The :why subtask can be used as an alternative to the lein deps :tree subtask if you only want to see the path to a particular dependency. You pass it a single dependency coordinate and it will show you where and why a particular version was selected. If the artifact isn’t in your dependencies, you will get no output.

$ lein deps :why io.netty/netty-codec
[com.google.cloud.trace/trace-grpc-api-service 0.5.0]
  [com.google.cloud.trace.v1/sink 0.5.0]
    [com.google.cloud/google-cloud-trace 0.24.0-alpha]
      [io.grpc/grpc-netty 1.6.1]
        [io.netty/netty-codec-http2 4.1.14.Final]
          [io.netty/netty-codec-http 4.1.14.Final]
            [io.netty/netty-codec 4.1.14.Final]

:tree-data

lein deps :tree-data is similar to the well-known lein deps :tree, but returns the dependency data as EDN. Leiningen returns the dependencies to stdout and any warnings to stderr, so you can redirect the output to a file with lein deps :tree-data > lein-deps.edn.

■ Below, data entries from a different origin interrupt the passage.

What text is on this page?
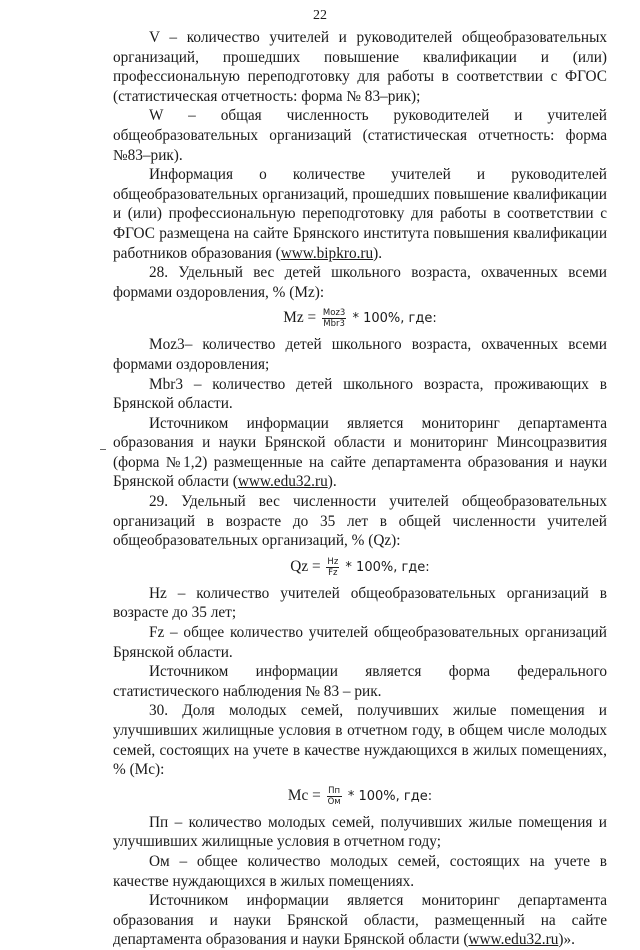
22

V – количество учителей и руководителей общеобразовательных организаций, прошедших повышение квалификации и (или) профессиональную переподготовку для работы в соответствии с ФГОС (статистическая отчетность: форма № 83–рик);

W – общая численность руководителей и учителей общеобразовательных организаций (статистическая отчетность: форма №83–рик).

Информация о количестве учителей и руководителей общеобразовательных организаций, прошедших повышение квалификации и (или) профессиональную переподготовку для работы в соответствии с ФГОС размещена на сайте Брянского института повышения квалификации работников образования (www.bipkro.ru).

28. Удельный вес детей школьного возраста, охваченных всеми формами оздоровления, % (Mz):

$Mz = \frac{\text{Moz3}}{\text{Mbr3}} * 100\%$, где:

Moz3– количество детей школьного возраста, охваченных всеми формами оздоровления;

Mbr3 – количество детей школьного возраста, проживающих в Брянской области.

Источником информации является мониторинг департамента образования и науки Брянской области и мониторинг Минсоцразвития (форма №1,2) размещенные на сайте департамента образования и науки Брянской области (www.edu32.ru).

29. Удельный вес численности учителей общеобразовательных организаций в возрасте до 35 лет в общей численности учителей общеобразовательных организаций, % (Qz):

$Qz = \frac{Hz}{Fz} * 100\%$, где:

Hz – количество учителей общеобразовательных организаций в возрасте до 35 лет;

Fz – общее количество учителей общеобразовательных организаций Брянской области.

Источником информации является форма федерального статистического наблюдения № 83 – рик.

30. Доля молодых семей, получивших жилые помещения и улучшивших жилищные условия в отчетном году, в общем числе молодых семей, состоящих на учете в качестве нуждающихся в жилых помещениях, % (Mc):

$Mc = \frac{Пп}{Ом} * 100\%$, где:

Пп – количество молодых семей, получивших жилые помещения и улучшивших жилищные условия в отчетном году;

Ом – общее количество молодых семей, состоящих на учете в качестве нуждающихся в жилых помещениях.

Источником информации является мониторинг департамента образования и науки Брянской области, размещенный на сайте департамента образования и науки Брянской области (www.edu32.ru)».
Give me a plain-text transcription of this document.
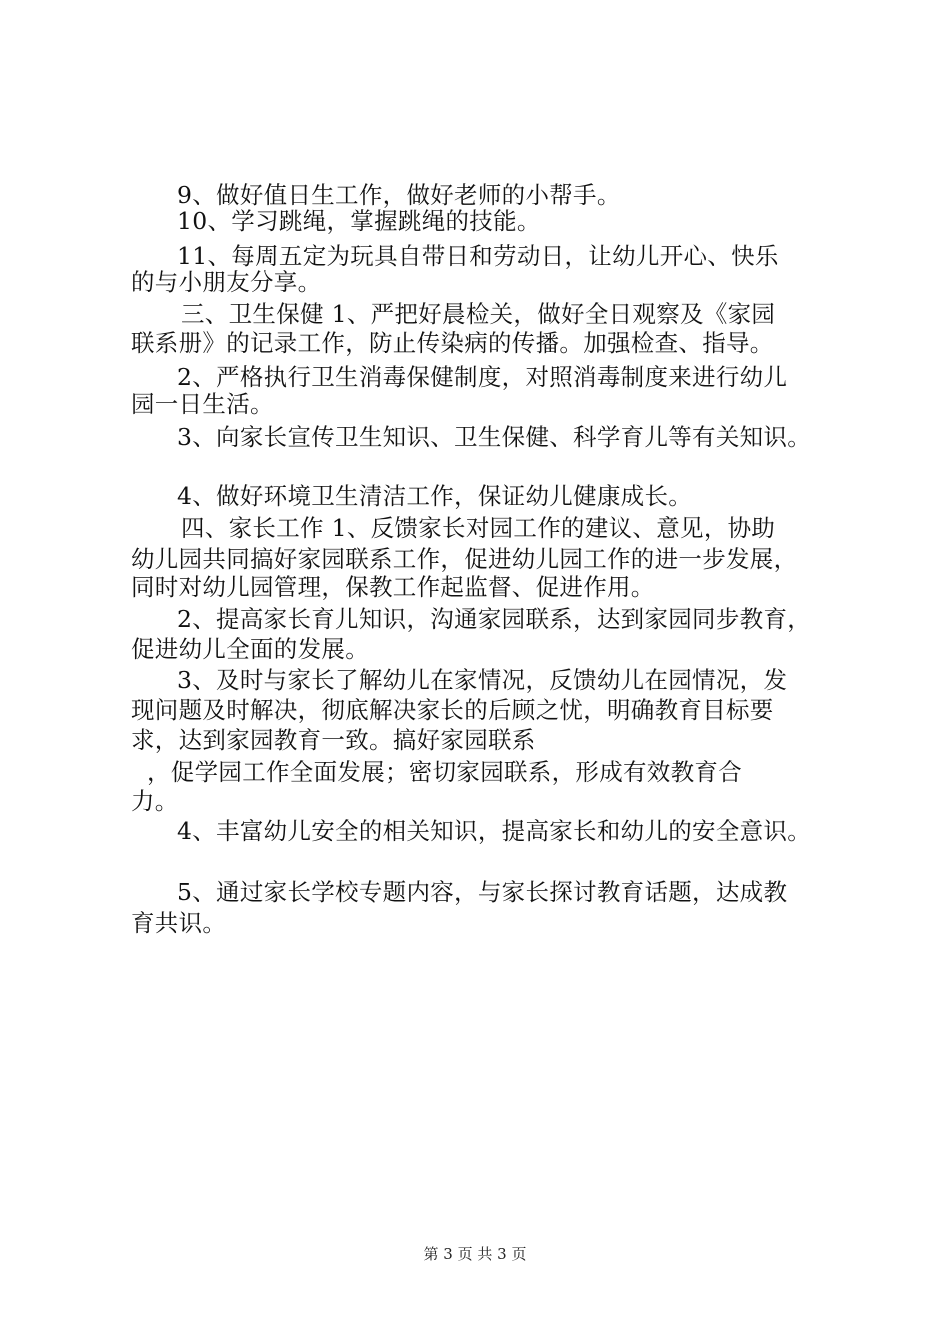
9、做好值日生工作，做好老师的小帮手。
10、学习跳绳，掌握跳绳的技能。
11、每周五定为玩具自带日和劳动日，让幼儿开心、快乐
的与小朋友分享。
三、卫生保健 1、严把好晨检关，做好全日观察及《家园
联系册》的记录工作，防止传染病的传播。加强检查、指导。
2、严格执行卫生消毒保健制度，对照消毒制度来进行幼儿
园一日生活。
3、向家长宣传卫生知识、卫生保健、科学育儿等有关知识。
4、做好环境卫生清洁工作，保证幼儿健康成长。
四、家长工作 1、反馈家长对园工作的建议、意见，协助
幼儿园共同搞好家园联系工作，促进幼儿园工作的进一步发展，
同时对幼儿园管理，保教工作起监督、促进作用。
2、提高家长育儿知识，沟通家园联系，达到家园同步教育，
促进幼儿全面的发展。
3、及时与家长了解幼儿在家情况，反馈幼儿在园情况，发
现问题及时解决，彻底解决家长的后顾之忧，明确教育目标要
求，达到家园教育一致。搞好家园联系
，促学园工作全面发展；密切家园联系，形成有效教育合
力。
4、丰富幼儿安全的相关知识，提高家长和幼儿的安全意识。
5、通过家长学校专题内容，与家长探讨教育话题，达成教
育共识。
第 3 页 共 3 页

$ lein deps :tree-data # running against Day8/re-frame
{[binaryage/devtools "0.9.4" :scope "test"]
 {[binaryage/env-config "0.2.0" :scope "test"] nil},
 [clj-stacktrace "0.2.8"] nil,
 [clojure-complete "0.2.4" :exclusions [[org.clojure/clojure]]] nil,
 [criterium "0.4.3"] nil,
 [cuid "0.1.1"] nil,
 [karma-reporter "3.0.0-alpha1" :scope "test"]
 {[fipp "0.6.7" :scope "test"]
  {[org.clojure/core.rrb-vector "0.0.11" :scope "test"] nil}},
 ...

:plugin-tree

lein deps :plugin-tree is also similar to lein deps :tree, but instead returns the dependency tree for any loaded plugins. This can be extremely useful for tracking down dependency conflicts between plugins.

Conclusion

Leiningen 2.8.1 includes some important features and fixes, as well as Java 9 support. The steps outlined above should help avoid any errors you may get from older JDKs or HTTP Maven repositories. I recommend updating to use it at your earliest convenience.